Although r is the quatitative measure of the correlation between two variables, in my opinion, it can be used to evaluate linearity of the curve. Remember r^2 = R^2, also for a perfect linear curve r = 1 or -1.

Ordinary least square (OLS) is mostly used technique for linear regression. OLS is used based on some assumptions, two of the important ones are:
1) residues (y-^y) are normorlly distributed
2) standard deviation of the residues in all levels of x is the same

But in reality, the second assumption is not true in chromtography field. The varience of the residues is the smallest at the average of x, it gets bigger when x gets bigger or smaller. In this situation, weighting is used to compensate the second assumption. This is also why you want the quatitive results as close to average of x as possible when you do a dilution(not considering reporting limit).

R^2 is the one you want to use to evaluate your curve, no matter what kind of model you are using, it can be
y = a + bx
or
y = a + bX1 + c X2 + ...
or
y = a + bX + cX^2 + dX^3 +...

in the second and third model, r is not a good term to evaluate your model.

I want to correct myself and make more comments:

1) correlation coefficient r is calculated from the data points collected from the experiments without doing any regression analysis, which means you can have a r without a curve whether it's linear, quadratic or cubic model.
so, statistically, r is not a measure of linearity but a measure of the strength of correlation between two varibles. But for simple linear regression, R^2 = r^2, if SOP requires a R^2 > 0.990, mathmatically, as long as you have r > 0.995, the curve is good fit.

2) In real world examples, the residuals of all levels of x don't have a constant varience, the varience is smallest at some point of x ( I don't know if it's the average of x), it should be at low end of the curve. In this situation, weighted least squares (WLS) should be used as the fitting technique.

Putnam, I think this is why runing duplicates of each level is a good technique in calibration.
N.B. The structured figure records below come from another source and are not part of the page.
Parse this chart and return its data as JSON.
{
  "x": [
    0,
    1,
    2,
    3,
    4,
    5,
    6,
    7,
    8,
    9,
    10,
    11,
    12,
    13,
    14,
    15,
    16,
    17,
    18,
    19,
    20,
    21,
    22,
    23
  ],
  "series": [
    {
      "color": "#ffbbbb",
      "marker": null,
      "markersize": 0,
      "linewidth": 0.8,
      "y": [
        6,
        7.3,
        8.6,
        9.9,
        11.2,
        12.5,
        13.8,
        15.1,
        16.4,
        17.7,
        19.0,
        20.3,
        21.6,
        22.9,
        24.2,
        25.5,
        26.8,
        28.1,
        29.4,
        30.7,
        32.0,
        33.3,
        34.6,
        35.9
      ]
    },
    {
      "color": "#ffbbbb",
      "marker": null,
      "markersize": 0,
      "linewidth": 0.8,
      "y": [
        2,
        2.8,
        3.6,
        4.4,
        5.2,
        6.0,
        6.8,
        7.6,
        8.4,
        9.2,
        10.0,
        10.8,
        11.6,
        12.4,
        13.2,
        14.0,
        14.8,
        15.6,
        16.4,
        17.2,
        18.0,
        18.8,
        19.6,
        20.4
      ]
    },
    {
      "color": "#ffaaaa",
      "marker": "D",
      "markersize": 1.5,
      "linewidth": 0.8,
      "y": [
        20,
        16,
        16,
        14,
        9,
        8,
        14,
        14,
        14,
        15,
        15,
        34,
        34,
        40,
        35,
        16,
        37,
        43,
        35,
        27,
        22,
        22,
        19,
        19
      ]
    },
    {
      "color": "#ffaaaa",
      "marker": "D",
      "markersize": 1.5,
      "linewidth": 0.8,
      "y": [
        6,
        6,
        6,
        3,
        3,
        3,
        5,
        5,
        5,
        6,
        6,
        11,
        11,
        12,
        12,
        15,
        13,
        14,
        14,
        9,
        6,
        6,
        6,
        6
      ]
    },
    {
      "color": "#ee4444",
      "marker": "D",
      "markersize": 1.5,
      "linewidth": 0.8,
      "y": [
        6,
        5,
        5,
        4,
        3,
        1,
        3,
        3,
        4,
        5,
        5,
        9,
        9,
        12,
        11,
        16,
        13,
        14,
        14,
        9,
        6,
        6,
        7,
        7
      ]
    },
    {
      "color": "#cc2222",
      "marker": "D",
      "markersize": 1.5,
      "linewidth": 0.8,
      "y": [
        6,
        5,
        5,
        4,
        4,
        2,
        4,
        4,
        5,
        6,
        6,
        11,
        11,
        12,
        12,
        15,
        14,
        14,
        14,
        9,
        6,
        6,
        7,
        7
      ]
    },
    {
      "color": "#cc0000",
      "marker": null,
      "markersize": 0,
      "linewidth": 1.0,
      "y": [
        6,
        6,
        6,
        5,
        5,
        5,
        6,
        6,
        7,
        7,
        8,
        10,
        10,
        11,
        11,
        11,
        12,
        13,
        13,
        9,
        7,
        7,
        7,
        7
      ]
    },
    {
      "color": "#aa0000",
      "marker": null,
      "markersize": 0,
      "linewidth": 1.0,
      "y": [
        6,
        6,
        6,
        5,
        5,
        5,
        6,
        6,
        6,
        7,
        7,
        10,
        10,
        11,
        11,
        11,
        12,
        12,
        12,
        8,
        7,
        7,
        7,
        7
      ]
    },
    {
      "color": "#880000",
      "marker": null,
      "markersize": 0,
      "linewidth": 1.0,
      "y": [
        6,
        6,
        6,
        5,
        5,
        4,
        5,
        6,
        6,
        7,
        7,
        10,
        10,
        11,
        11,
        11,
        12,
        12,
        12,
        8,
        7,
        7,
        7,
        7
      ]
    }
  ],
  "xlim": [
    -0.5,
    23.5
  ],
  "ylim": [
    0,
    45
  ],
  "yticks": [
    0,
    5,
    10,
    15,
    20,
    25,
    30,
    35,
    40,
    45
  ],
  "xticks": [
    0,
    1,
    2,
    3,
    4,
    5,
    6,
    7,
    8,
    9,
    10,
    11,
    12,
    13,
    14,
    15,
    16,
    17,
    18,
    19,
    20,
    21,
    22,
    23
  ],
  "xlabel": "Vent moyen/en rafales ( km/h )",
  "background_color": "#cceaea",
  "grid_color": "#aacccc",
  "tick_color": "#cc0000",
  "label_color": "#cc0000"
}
If you do scatter plot of your data, you can see the standard deviation (SD) at high concentrations is bigger than the SD at low concentrations, this can help you to figure out the weights for use in WSL.

3) Confidence interval for y is the smallest at average of x, the result will be more accurate if it falls into this region. For example, a curve has five standards at 1, 5, 10, 20 and 50 UG/L, then the quatitive result of about 17 UG/L @ 5X dilution in the sample is more accurate than the result of about 40 UG/L @ 2X dilution.
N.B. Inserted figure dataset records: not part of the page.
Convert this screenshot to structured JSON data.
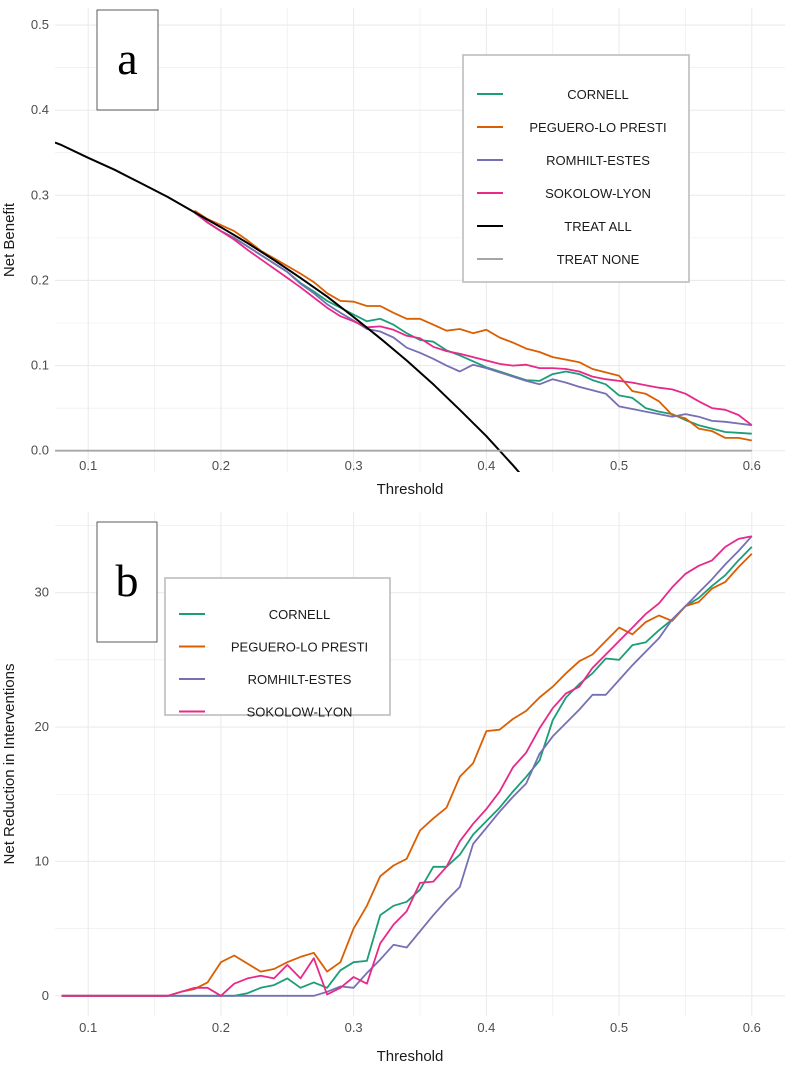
{
  "chart_data": [
    {
      "type": "line",
      "panel_label": "a",
      "xlabel": "Threshold",
      "ylabel": "Net Benefit",
      "xlim": [
        0.075,
        0.625
      ],
      "ylim": [
        -0.025,
        0.52
      ],
      "xticks": [
        0.1,
        0.2,
        0.3,
        0.4,
        0.5,
        0.6
      ],
      "xtick_labels": [
        "0.1",
        "0.2",
        "0.3",
        "0.4",
        "0.5",
        "0.6"
      ],
      "yticks": [
        0,
        0.1,
        0.2,
        0.3,
        0.4,
        0.5
      ],
      "ytick_labels": [
        "0.0",
        "0.1",
        "0.2",
        "0.3",
        "0.4",
        "0.5"
      ],
      "grid": true,
      "legend_position": "top-right",
      "x_start": 0.18,
      "x_step": 0.01,
      "series": [
        {
          "name": "CORNELL",
          "color": "#1b9e77",
          "values": [
            0.28,
            0.268,
            0.258,
            0.25,
            0.24,
            0.23,
            0.22,
            0.21,
            0.197,
            0.187,
            0.176,
            0.168,
            0.16,
            0.152,
            0.155,
            0.148,
            0.138,
            0.13,
            0.128,
            0.118,
            0.112,
            0.105,
            0.098,
            0.093,
            0.088,
            0.083,
            0.082,
            0.09,
            0.093,
            0.09,
            0.083,
            0.078,
            0.065,
            0.062,
            0.05,
            0.046,
            0.043,
            0.036,
            0.03,
            0.026,
            0.022,
            0.021,
            0.02
          ]
        },
        {
          "name": "PEGUERO-LO PRESTI",
          "color": "#d95f02",
          "values": [
            0.282,
            0.272,
            0.265,
            0.258,
            0.247,
            0.235,
            0.226,
            0.217,
            0.208,
            0.198,
            0.185,
            0.176,
            0.175,
            0.17,
            0.17,
            0.162,
            0.155,
            0.155,
            0.148,
            0.141,
            0.143,
            0.138,
            0.142,
            0.133,
            0.127,
            0.12,
            0.116,
            0.11,
            0.107,
            0.104,
            0.096,
            0.092,
            0.088,
            0.07,
            0.067,
            0.058,
            0.042,
            0.038,
            0.026,
            0.023,
            0.015,
            0.015,
            0.012
          ]
        },
        {
          "name": "ROMHILT-ESTES",
          "color": "#7570b3",
          "values": [
            0.28,
            0.268,
            0.258,
            0.25,
            0.24,
            0.23,
            0.22,
            0.21,
            0.196,
            0.185,
            0.172,
            0.162,
            0.153,
            0.143,
            0.14,
            0.133,
            0.121,
            0.115,
            0.108,
            0.1,
            0.093,
            0.101,
            0.097,
            0.092,
            0.087,
            0.082,
            0.078,
            0.084,
            0.08,
            0.075,
            0.071,
            0.067,
            0.052,
            0.049,
            0.046,
            0.043,
            0.04,
            0.043,
            0.04,
            0.035,
            0.034,
            0.032,
            0.03
          ]
        },
        {
          "name": "SOKOLOW-LYON",
          "color": "#e7298a",
          "values": [
            0.28,
            0.268,
            0.258,
            0.248,
            0.236,
            0.225,
            0.214,
            0.203,
            0.192,
            0.18,
            0.168,
            0.158,
            0.152,
            0.145,
            0.146,
            0.142,
            0.135,
            0.132,
            0.122,
            0.117,
            0.114,
            0.11,
            0.106,
            0.102,
            0.1,
            0.101,
            0.097,
            0.097,
            0.096,
            0.093,
            0.087,
            0.084,
            0.082,
            0.08,
            0.077,
            0.074,
            0.072,
            0.067,
            0.058,
            0.05,
            0.048,
            0.042,
            0.03
          ]
        },
        {
          "name": "TREAT ALL",
          "color": "#000000",
          "x": [
            0.075,
            0.08,
            0.1,
            0.12,
            0.14,
            0.16,
            0.18,
            0.2,
            0.22,
            0.24,
            0.26,
            0.28,
            0.3,
            0.32,
            0.34,
            0.36,
            0.38,
            0.4,
            0.42,
            0.43
          ],
          "values": [
            0.362,
            0.359,
            0.344,
            0.33,
            0.314,
            0.298,
            0.28,
            0.2625,
            0.244,
            0.224,
            0.203,
            0.181,
            0.157,
            0.132,
            0.106,
            0.078,
            0.048,
            0.017,
            -0.017,
            -0.035
          ]
        },
        {
          "name": "TREAT NONE",
          "color": "#a6a6a6",
          "x": [
            0.075,
            0.6
          ],
          "values": [
            0,
            0
          ]
        }
      ]
    },
    {
      "type": "line",
      "panel_label": "b",
      "xlabel": "Threshold",
      "ylabel": "Net Reduction in Interventions",
      "xlim": [
        0.075,
        0.625
      ],
      "ylim": [
        -1.5,
        36
      ],
      "xticks": [
        0.1,
        0.2,
        0.3,
        0.4,
        0.5,
        0.6
      ],
      "xtick_labels": [
        "0.1",
        "0.2",
        "0.3",
        "0.4",
        "0.5",
        "0.6"
      ],
      "yticks": [
        0,
        10,
        20,
        30
      ],
      "ytick_labels": [
        "0",
        "10",
        "20",
        "30"
      ],
      "grid": true,
      "legend_position": "top-left",
      "x_start": 0.08,
      "x_step": 0.01,
      "series": [
        {
          "name": "CORNELL",
          "color": "#1b9e77",
          "values": [
            0,
            0,
            0,
            0,
            0,
            0,
            0,
            0,
            0,
            0,
            0,
            0,
            0,
            0,
            0.2,
            0.6,
            0.8,
            1.3,
            0.6,
            1.0,
            0.6,
            1.9,
            2.5,
            2.6,
            6.0,
            6.7,
            7.0,
            7.9,
            9.6,
            9.6,
            10.5,
            12.0,
            13.0,
            14.0,
            15.2,
            16.3,
            17.5,
            20.5,
            22.2,
            23.2,
            24.0,
            25.1,
            25.0,
            26.1,
            26.3,
            27.2,
            28.0,
            29.0,
            29.6,
            30.5,
            31.3,
            32.4,
            33.4
          ]
        },
        {
          "name": "PEGUERO-LO PRESTI",
          "color": "#d95f02",
          "values": [
            0,
            0,
            0,
            0,
            0,
            0,
            0,
            0,
            0,
            0.3,
            0.5,
            1.0,
            2.5,
            3.0,
            2.4,
            1.8,
            2.0,
            2.5,
            2.9,
            3.2,
            1.8,
            2.5,
            5.0,
            6.7,
            8.9,
            9.7,
            10.2,
            12.3,
            13.2,
            14.0,
            16.3,
            17.3,
            19.7,
            19.8,
            20.6,
            21.2,
            22.2,
            23.0,
            24.0,
            24.9,
            25.4,
            26.4,
            27.4,
            26.9,
            27.8,
            28.3,
            27.9,
            29.0,
            29.3,
            30.3,
            30.8,
            31.9,
            32.9
          ]
        },
        {
          "name": "ROMHILT-ESTES",
          "color": "#7570b3",
          "values": [
            0,
            0,
            0,
            0,
            0,
            0,
            0,
            0,
            0,
            0,
            0,
            0,
            0,
            0,
            0,
            0,
            0,
            0,
            0,
            0,
            0.3,
            0.7,
            0.6,
            1.7,
            2.7,
            3.8,
            3.6,
            4.8,
            6.0,
            7.1,
            8.1,
            11.3,
            12.5,
            13.7,
            14.8,
            15.8,
            18.0,
            19.3,
            20.3,
            21.3,
            22.4,
            22.4,
            23.5,
            24.6,
            25.6,
            26.6,
            28.0,
            29.0,
            30.0,
            31.0,
            32.1,
            33.1,
            34.2
          ]
        },
        {
          "name": "SOKOLOW-LYON",
          "color": "#e7298a",
          "values": [
            0,
            0,
            0,
            0,
            0,
            0,
            0,
            0,
            0,
            0.3,
            0.6,
            0.6,
            0,
            0.9,
            1.3,
            1.5,
            1.3,
            2.3,
            1.3,
            2.8,
            0.1,
            0.6,
            1.4,
            0.9,
            3.9,
            5.3,
            6.3,
            8.4,
            8.5,
            9.6,
            11.5,
            12.8,
            13.9,
            15.2,
            17.0,
            18.1,
            19.9,
            21.4,
            22.5,
            23.0,
            24.4,
            25.4,
            26.4,
            27.4,
            28.4,
            29.2,
            30.4,
            31.4,
            32.0,
            32.4,
            33.4,
            34.0,
            34.2
          ]
        }
      ]
    }
  ]
}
4) Some members point out that you can have a great R^2, but at low concentration, the quatitative result can be way off the true value. In my opinion, a good curve doesn't mean the best curve. If you have enough data and do a residual plot, you can find that one of the assumptions that ordinary least squares is based on is violated. Are the residuals normally distributed? Are they independent? Do they have a constant SD? If the answer to one of these questions is no, corrective action needs to be taken to address the problem. Maybe the curve is not liear(polynomial model), or the concentration range is too wide to use one model, and so on.
Also RSD% of response factors is often used by chemists in environmental field, usually what happens is, if a low point of the curve is out of whack, RSD% will fail even R^2 is 1.000.

If the equation is y=mx + b; m is not 1

To Fernando:

I was talking about the comparison of the differences between the known true concentration and the measured concentration.....

A way to evaluate linearity.

Regards Bert

Bert,
the data should be in J Chrom B, 678, 137(1996). Sorry, no time at present for more.
Now, instead of doing all this statistical fudging I just, later, cleaned the Rheodyne (taking it apart, at times) or used a homemade injector which has no carryover.

Hans,

thanks for the reference. I will try to get a copy of it. Being pragmatic can often provide good solutions. However, I think applying statistics can be very helpfull to support conclusions, based on analytical data. This is no fudging, if yo mean 'vertuschen' by that.

Regards, Bert

More in the sense of durchwurschteln.